The mindset of most JVP members was to capture power at any cost. Although they project themselves as die-hard patriots, they had an ulterior political motive at every demonstration or rally. The JVP, more often than not, reposed more faith in the bullet rather than winning the franchise of the masses at elections.

The JVP was never short of funds as many hardcore JVP activists many of whom had committed murder in broad daylight during the 1988/89 terror and fled the country and made regular contributions. Those hardcore JVP activists during the 1988/89 insurgency sought asylum in Europe and some Asian countries such as Japan. They lavishly contributed to JVP coffers.

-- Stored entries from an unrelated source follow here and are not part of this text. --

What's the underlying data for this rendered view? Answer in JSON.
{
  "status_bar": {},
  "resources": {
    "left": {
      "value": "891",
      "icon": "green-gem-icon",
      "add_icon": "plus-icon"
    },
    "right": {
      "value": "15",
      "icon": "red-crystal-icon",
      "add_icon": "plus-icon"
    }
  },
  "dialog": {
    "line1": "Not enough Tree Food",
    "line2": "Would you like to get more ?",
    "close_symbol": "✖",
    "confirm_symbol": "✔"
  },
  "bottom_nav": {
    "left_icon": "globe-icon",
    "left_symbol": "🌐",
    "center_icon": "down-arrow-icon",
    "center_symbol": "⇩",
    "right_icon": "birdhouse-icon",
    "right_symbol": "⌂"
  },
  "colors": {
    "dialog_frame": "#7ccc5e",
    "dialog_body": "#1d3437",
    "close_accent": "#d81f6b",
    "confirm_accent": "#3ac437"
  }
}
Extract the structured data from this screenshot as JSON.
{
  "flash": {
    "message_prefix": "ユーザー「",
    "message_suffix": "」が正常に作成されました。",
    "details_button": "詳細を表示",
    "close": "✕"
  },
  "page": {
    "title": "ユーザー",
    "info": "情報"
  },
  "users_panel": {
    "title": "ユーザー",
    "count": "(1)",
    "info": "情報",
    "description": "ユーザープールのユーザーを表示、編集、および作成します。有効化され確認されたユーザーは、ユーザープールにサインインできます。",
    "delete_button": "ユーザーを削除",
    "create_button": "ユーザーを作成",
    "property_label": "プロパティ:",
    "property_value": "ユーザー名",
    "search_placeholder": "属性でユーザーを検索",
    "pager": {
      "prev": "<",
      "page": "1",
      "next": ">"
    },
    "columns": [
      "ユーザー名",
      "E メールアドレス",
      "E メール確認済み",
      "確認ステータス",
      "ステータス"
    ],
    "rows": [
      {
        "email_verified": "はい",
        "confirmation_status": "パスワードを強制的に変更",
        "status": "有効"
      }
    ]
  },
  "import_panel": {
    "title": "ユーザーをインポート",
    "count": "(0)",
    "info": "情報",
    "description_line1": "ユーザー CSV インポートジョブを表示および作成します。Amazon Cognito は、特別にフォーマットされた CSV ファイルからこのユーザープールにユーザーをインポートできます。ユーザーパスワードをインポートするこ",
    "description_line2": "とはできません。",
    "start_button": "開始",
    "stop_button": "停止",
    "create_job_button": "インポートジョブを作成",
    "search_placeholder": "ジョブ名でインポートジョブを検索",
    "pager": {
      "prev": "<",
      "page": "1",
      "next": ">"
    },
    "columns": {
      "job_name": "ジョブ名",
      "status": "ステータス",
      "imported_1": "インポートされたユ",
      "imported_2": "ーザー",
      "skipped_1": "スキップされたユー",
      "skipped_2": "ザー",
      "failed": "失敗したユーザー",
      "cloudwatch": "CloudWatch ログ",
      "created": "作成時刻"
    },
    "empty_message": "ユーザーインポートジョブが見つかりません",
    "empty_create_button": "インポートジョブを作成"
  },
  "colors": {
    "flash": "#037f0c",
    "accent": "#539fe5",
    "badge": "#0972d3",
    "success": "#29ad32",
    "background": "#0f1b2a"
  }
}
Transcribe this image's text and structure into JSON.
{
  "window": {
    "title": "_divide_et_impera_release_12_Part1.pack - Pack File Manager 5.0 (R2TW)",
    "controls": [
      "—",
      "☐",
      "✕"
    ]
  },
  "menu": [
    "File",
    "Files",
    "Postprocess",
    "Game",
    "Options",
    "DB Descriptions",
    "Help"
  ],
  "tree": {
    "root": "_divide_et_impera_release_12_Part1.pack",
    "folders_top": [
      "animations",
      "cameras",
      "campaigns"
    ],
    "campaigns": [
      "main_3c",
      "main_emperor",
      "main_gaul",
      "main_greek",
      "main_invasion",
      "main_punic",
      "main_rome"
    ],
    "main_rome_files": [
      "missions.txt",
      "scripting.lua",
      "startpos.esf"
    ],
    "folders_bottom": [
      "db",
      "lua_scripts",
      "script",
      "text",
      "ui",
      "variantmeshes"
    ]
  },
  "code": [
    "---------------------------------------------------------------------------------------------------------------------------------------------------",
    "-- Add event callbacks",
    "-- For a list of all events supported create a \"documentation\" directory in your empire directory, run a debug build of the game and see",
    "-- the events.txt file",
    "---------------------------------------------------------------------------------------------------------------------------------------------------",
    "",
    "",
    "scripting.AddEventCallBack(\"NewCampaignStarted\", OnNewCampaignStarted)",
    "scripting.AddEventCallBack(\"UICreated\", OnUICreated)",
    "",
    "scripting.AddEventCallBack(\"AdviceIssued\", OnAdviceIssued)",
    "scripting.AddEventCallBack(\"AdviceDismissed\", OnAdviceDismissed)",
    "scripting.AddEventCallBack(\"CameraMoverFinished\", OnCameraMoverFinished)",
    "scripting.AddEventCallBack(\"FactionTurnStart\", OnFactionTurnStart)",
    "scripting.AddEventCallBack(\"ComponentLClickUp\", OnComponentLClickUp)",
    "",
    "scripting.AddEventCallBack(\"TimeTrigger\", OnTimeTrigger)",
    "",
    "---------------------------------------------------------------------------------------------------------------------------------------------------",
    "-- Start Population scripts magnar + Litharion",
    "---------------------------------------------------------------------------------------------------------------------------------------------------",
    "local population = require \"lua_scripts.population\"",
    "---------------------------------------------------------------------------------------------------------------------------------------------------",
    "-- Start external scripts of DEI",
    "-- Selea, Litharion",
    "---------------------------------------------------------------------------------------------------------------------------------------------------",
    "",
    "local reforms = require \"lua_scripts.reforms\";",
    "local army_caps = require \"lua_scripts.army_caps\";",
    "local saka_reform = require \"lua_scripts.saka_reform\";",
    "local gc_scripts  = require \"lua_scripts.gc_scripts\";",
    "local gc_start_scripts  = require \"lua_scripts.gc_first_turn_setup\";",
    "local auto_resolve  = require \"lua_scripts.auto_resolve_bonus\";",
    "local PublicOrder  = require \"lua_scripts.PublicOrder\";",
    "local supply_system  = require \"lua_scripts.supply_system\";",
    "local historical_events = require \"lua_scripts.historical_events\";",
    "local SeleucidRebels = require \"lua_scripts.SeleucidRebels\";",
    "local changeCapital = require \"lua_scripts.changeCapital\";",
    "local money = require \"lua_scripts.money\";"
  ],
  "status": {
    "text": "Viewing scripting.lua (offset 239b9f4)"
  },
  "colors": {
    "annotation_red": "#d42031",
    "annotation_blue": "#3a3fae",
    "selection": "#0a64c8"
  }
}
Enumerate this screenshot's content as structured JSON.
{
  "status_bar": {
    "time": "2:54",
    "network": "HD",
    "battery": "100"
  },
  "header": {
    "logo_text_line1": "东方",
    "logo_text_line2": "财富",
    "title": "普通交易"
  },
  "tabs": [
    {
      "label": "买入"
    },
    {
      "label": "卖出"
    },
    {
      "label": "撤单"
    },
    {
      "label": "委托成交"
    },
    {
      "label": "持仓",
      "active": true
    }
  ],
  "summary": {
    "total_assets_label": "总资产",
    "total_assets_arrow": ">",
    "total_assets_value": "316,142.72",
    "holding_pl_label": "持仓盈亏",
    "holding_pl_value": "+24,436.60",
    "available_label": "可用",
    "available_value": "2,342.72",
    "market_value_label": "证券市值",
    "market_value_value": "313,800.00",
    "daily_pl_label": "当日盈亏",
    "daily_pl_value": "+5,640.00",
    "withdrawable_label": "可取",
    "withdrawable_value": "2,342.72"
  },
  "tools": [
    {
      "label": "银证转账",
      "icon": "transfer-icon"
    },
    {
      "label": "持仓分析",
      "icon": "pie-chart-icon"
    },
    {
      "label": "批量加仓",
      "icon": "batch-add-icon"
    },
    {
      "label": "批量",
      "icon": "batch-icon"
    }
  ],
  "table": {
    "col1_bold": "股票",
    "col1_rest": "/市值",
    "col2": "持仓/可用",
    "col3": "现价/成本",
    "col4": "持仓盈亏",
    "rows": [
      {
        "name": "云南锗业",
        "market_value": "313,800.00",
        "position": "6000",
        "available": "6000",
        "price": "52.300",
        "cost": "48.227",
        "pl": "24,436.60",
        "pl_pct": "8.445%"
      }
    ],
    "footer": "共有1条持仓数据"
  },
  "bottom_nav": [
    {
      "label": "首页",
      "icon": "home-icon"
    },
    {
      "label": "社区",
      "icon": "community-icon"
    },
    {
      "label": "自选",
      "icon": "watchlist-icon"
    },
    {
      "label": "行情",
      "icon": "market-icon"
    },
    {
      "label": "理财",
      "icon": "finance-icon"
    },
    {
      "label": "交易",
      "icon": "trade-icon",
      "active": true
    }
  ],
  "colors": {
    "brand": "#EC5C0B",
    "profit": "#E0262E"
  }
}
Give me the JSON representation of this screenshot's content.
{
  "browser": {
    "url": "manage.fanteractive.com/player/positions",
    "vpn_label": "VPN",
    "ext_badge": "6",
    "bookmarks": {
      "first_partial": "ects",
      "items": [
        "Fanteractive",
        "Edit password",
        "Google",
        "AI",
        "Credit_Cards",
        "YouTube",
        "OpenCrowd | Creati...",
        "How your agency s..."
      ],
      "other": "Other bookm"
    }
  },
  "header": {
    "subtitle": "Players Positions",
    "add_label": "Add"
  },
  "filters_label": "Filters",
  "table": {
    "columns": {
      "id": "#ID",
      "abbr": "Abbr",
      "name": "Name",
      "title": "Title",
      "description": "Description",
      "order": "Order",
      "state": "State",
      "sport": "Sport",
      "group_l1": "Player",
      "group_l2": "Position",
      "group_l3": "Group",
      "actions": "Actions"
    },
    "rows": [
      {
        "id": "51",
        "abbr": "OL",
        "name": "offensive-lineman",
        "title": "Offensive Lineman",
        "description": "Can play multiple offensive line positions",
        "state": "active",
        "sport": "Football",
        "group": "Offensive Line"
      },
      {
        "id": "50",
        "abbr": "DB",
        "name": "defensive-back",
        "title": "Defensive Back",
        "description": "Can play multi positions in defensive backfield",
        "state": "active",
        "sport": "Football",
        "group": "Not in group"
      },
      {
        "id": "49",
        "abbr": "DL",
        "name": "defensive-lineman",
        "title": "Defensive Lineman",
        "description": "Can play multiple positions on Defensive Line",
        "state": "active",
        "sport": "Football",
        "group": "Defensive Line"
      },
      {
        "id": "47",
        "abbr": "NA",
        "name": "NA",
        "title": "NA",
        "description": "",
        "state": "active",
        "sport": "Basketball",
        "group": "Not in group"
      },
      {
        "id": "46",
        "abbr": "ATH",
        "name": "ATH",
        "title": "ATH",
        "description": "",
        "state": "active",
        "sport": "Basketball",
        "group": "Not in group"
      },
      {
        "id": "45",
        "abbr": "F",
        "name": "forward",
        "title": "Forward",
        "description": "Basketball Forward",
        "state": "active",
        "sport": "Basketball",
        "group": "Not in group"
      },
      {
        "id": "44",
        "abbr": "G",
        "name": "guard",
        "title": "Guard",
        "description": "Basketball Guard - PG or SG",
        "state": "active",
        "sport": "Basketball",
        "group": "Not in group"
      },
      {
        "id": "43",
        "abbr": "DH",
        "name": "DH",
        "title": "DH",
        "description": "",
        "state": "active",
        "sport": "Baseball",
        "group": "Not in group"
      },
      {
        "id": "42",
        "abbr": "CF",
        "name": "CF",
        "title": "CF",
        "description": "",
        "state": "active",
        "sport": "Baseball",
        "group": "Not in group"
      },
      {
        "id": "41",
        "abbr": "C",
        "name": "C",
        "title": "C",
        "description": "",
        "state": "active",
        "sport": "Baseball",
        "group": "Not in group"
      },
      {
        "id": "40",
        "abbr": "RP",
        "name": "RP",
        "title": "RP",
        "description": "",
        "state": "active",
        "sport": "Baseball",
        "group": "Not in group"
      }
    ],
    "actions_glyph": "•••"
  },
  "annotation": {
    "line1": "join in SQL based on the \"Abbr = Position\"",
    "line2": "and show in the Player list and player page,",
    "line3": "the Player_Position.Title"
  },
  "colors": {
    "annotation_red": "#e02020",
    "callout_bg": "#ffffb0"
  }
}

It is an open secret that those JVP activists who fled the country in the late 1980s had committed innumerable human rights violations, destroyed valuable public property and pushed the country to the brink of disaster in one of its darkest eras. Although the JVP now talks glibly about an agro-based economy and sheds copious tears over the plight of rural farmers, they themselves went on the rampage and burnt many Agrarian Services Centres, which rendered a yeomen service to the rural farmers.

The JVP, during its 1988/89 era of terror, also destroyed public property worth millions of rupees. They torched many Government buildings in the villages and set fire to many CTB buses. After Wijeweera's defeat, the Jayewardene regime went on an all-out offensive. The controversial Indo-Lanka pact signed by the Jayewardene Government in 1987 with India incited the JVP to accelerate their subversive activities and the party was proscribed again. This prompted the JVP to return to its jungle life.

During the 1987-1989 JVP terror, people across the length and breadth of the country underwent untold misery. Similar to its unsuccessful attempt to capture power in the early 1970s, the JVP made a desperate attempt to capture power through the bullet. During this black era, the JVP killed tens of thousands of politicians, religious and business leaders, media personalities, school principals, teachers and social leaders who did not support JVP politics.

It is still fresh in people's minds how the JVP issued death threats to kill those who opposed them. The JVP declared 'unofficial curfews', disrupting normal day-to-day life. It attacked the Security Forces and these so-called patriots killed the relatives of soldiers during its 1988/89 terror.

Almost all top JVP politburo members were vanquished by the Premadasa government in 1989 under the direction of the then Deputy Minister of Defence Ranjan Wijeratne. The only surviving senior member of that JVP leadership - Somawansa Amarasinghe, sought political asylum abroad and returned to the country after the UNP lost the 1994 presidential election to the SLFP-led coalition of the People's Alliance. The 1994 People's Alliance Government helped the JVP to emerge from its political wilderness. Nevertheless, what was uppermost in the minds of most senior JVP leaders was the gun culture which they had mastered.

The JVP, after its poor showing, at the recent Provincial Council elections have realised that its political bankruptcy would be fully exposed at the next presidential and general elections. Hence, the JVP's election phobia is quite understandable. Apart from the JVP, other parties too in the Opposition are suffering from the election phobia or Mahinda Rajapaksa phobia. They have learnt, to their dismay, that they could never win a presidential election as long as President Rajapaksa contests it. This is akin to demanding that the most fancied boxer of a championship be ruled out because the other competitors cannot defeat him.

It is up to the voters to decide who the next President should be. If the Opposition reposes faith in democracy, it must permit the masses to decide, rather than levelling wild allegations even prior to the bout. It is crystal clear that there would be barely any challenge for President Rajapaksa when he seeks a fresh mandate from the masses to continue the work envisioned in the Mahinda Chinthana.